Unraveled (Turner #3)(3)



Billy Croggins licked his lips. “Lord Justice. Please. Have mercy.”

The man shook his head. “The proper form of address is ‘Your Worship.’”

Croggins frowned.

“In any event,” Lord Justice continued, “if the house had truly caught fire, you might have killed your daughter and your grandchildren.” He paused and looked round the room.

He stole the breath from his audience, packed a thousand years of expectation into those bare seconds. If this had been a performance, Miranda would have applauded the perfection of his timing. But this was no play, put on for public amusement. This was real.

Lord Justice looked back at the defendant. He spoke quietly, but his words carried in the waiting silence. “I am having mercy, Mr. Croggins. Just not on you. Not on you.”

Miranda shut her eyes. She’d done this before—stolen down to the hearings at the Patron’s behest and delivered testimony designed to prevent the conviction of a particular defendant. The other magistrates never doubted the testimony of a genteel young lady.

But Turner asked questions. He listened. He heard the things you didn’t intend to say. She’d spoken before him only once—the first time she’d testified, well over a year ago. It was the only time she had actually witnessed the crime in question. He’d wrung every last drop of truth from her then.

She surely couldn’t afford Magistrate Turner’s brand of mercy today.

“I’ll conduct the examination,” Turner said. “Palter—hold Mr. Croggins.”

A blighted silence reigned in the hearing room, broken only by the shuffling of feet.

“Call the next case,” the mayor muttered.

Beside her, the clerk began to speak. As he did, Lord Justice’s gaze traveled over the spectators. His eyes briefly rested on Miranda. It was only in her imagination that they narrowed. Still, she shivered.

Under Lord Justice’s voluminous black robes, he might have been fat or slender. He might have had tentacles like a cuttlefish, for all she knew. His long white wig made his features seem thin and severe. Perversely, all that black and white made him appear almost young. That couldn’t be the case. A man had to be ancient to deal justice as he did without flinching.

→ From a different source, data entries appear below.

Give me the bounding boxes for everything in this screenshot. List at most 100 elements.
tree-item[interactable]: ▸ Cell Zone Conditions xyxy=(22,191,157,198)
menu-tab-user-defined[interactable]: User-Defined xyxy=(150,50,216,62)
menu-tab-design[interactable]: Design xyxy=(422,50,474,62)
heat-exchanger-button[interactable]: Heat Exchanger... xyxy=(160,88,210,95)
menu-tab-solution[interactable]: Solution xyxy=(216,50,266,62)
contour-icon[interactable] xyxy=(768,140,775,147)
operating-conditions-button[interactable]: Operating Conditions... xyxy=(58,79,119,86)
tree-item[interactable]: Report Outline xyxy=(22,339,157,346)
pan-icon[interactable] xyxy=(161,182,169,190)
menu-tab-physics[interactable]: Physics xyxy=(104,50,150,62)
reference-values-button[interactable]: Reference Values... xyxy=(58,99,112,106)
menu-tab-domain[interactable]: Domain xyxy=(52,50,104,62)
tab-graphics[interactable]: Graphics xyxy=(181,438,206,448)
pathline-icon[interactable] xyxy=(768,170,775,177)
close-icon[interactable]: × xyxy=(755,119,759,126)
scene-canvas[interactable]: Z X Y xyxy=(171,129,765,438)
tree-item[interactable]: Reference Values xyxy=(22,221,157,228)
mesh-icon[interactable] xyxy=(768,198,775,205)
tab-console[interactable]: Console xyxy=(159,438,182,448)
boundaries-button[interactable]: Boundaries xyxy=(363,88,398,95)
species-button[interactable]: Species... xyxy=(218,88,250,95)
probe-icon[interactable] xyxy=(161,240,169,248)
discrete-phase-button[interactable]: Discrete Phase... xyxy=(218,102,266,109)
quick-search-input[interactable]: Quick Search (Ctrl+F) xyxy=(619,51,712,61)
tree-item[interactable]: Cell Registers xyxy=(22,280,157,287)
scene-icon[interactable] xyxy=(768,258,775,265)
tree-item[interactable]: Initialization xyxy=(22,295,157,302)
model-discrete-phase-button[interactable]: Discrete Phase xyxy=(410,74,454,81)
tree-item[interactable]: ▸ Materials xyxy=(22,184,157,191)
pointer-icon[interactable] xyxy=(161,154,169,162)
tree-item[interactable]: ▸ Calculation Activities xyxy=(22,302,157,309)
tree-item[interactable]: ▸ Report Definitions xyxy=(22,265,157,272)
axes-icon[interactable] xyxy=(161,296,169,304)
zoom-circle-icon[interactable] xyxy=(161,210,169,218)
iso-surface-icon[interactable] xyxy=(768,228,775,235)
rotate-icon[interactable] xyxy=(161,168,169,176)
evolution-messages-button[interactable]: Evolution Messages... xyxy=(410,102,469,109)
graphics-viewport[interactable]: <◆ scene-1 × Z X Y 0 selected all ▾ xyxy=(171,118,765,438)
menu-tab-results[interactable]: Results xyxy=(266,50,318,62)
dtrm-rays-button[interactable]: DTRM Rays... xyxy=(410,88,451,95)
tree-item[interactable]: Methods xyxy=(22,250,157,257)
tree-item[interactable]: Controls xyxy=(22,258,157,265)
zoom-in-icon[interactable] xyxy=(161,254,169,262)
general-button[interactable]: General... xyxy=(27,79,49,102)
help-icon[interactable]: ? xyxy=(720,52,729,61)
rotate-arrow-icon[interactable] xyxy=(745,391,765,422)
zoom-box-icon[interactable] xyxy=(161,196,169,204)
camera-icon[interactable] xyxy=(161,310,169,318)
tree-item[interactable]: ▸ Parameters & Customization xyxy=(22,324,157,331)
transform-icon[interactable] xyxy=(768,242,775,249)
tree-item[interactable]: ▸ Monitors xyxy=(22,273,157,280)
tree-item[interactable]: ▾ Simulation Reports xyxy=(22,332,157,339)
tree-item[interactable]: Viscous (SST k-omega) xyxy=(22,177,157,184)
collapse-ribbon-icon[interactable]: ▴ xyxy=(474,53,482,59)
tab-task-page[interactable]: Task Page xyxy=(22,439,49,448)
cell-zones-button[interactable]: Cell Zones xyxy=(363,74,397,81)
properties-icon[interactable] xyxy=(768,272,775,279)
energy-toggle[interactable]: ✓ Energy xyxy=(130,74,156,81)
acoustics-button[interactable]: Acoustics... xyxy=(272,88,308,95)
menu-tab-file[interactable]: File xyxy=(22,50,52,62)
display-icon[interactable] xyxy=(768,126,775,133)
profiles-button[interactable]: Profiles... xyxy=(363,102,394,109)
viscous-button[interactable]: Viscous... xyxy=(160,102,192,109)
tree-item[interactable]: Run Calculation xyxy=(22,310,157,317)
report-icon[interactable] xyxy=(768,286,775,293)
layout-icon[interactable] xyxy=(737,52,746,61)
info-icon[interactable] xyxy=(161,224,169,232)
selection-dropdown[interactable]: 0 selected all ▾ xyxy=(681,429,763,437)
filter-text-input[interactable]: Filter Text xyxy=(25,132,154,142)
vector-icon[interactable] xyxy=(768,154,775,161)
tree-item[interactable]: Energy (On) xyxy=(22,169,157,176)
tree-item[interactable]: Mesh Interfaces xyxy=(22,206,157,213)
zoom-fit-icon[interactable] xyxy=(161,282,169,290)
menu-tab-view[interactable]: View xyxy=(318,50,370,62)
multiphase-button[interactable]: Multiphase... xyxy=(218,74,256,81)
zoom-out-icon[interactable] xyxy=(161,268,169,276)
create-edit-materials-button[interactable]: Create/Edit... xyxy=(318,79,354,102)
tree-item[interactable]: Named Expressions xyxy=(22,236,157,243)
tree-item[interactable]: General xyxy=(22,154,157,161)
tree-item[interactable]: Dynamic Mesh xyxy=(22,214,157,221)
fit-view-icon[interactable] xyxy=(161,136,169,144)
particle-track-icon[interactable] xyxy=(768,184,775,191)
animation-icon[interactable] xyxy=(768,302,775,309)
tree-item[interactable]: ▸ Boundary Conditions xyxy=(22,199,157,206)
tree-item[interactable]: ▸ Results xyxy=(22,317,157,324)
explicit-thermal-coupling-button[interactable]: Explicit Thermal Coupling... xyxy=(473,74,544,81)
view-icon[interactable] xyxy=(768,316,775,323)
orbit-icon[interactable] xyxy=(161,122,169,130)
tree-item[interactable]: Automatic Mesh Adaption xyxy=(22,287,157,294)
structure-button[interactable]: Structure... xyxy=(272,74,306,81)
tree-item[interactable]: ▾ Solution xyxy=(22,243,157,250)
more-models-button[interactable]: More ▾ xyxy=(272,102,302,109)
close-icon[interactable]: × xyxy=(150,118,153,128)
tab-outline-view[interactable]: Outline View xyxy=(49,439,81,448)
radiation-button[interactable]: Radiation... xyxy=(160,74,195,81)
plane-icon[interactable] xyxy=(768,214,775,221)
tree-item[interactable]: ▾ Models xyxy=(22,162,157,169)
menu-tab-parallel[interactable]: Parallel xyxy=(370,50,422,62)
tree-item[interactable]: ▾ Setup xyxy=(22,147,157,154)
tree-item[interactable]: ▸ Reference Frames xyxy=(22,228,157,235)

Don’t lie to this man. The instinct seemed as deep as hunger, as fierce as cold. But if she walked away now, she’d lose the protection she so desperately needed. And Robbie… It didn’t bear thinking about. One didn’t say no to the Patron’s requests. Not even when justice threatened.

She’d received her orders less than two hours before. She was to speak on Widdy’s behalf, to make sure that he wasn’t convicted.

She didn’t know why. She was never told why. But she’d asked, once, in a fit of lunacy, and she’d never forgotten the answer the Patron’s man had given her.

In Temple Parish, justice belongs to the Patron, not the magistrates.

An officer was shuffling about, bringing to the front… Oh, yes. It was Widdy this time.

At the front of the room, the boy looked fragile and scared. The harsh life of a street-urchin in Temple Parish had broken him long ago. She doubted Widdy’s release mattered except as a symbol, proof that the Patron was more powerful than the law.

She listened attentively as the baker who was prosecuting the case—a florid-faced gentleman by the name of Pathington—railed against Widdy specifically, and all small scourges upon honest sellers in general. The urchin looked confused and desperate against that onslaught.

When the baker had completed an exaggerated recounting of crime, infamy, and a missing half-loaf of bread, it was Lord Justice who turned to Widdy. “What is your name, young master?”

Widdy swallowed. “Widdy.”

There was a pause. The clerk next to Miranda wrote the word, then looked up. “I beg your pardon, Your Worships. Is that his Christian name or his surname?”

Widdy looked beleaguered.

“Well?” the mayor said. “Speak up. Is that short for something?”

“Yes?” Widdy shifted his feet uneasily.

A faint chuckle rose from the onlookers.

“Well, what for?”

“I don’t know. Me mam called me Widdy, back when.”

“And what is your mother’s name?”

Widdy looked away.

“Well, boy,” the magistrate in the lopsided wig thundered, “what is your mother’s name?”

Widdy shrunk in on himself. “People called her ‘Spanky.’”

The laughter rang out again, darker and just a little more cruel.

Lord Justice cast a quelling glance over the room. “What did she do?”

“She’s dead,” Widdy replied earnestly. “But she used to drink gin.”

The hearing room erupted at that. Lord Justice didn’t even crack a smile. “Do you have work? A place to stay?”

“I sweep streets, sometimes. I hold horses, when gentlemen go into the shops. That’s my favorite. Sometimes, I deliver billy-dos.”

“Billy-dos?” The mayor’s mouth quirked up.

“For ladies,” Widdy explained earnestly. “When they don’t want their words to be seen.”

Skew-wig reached over and nudged the mayor’s elbow. “I believe the boy is referring to billets-doux.” His mouth twitched in a self-satisfied smile.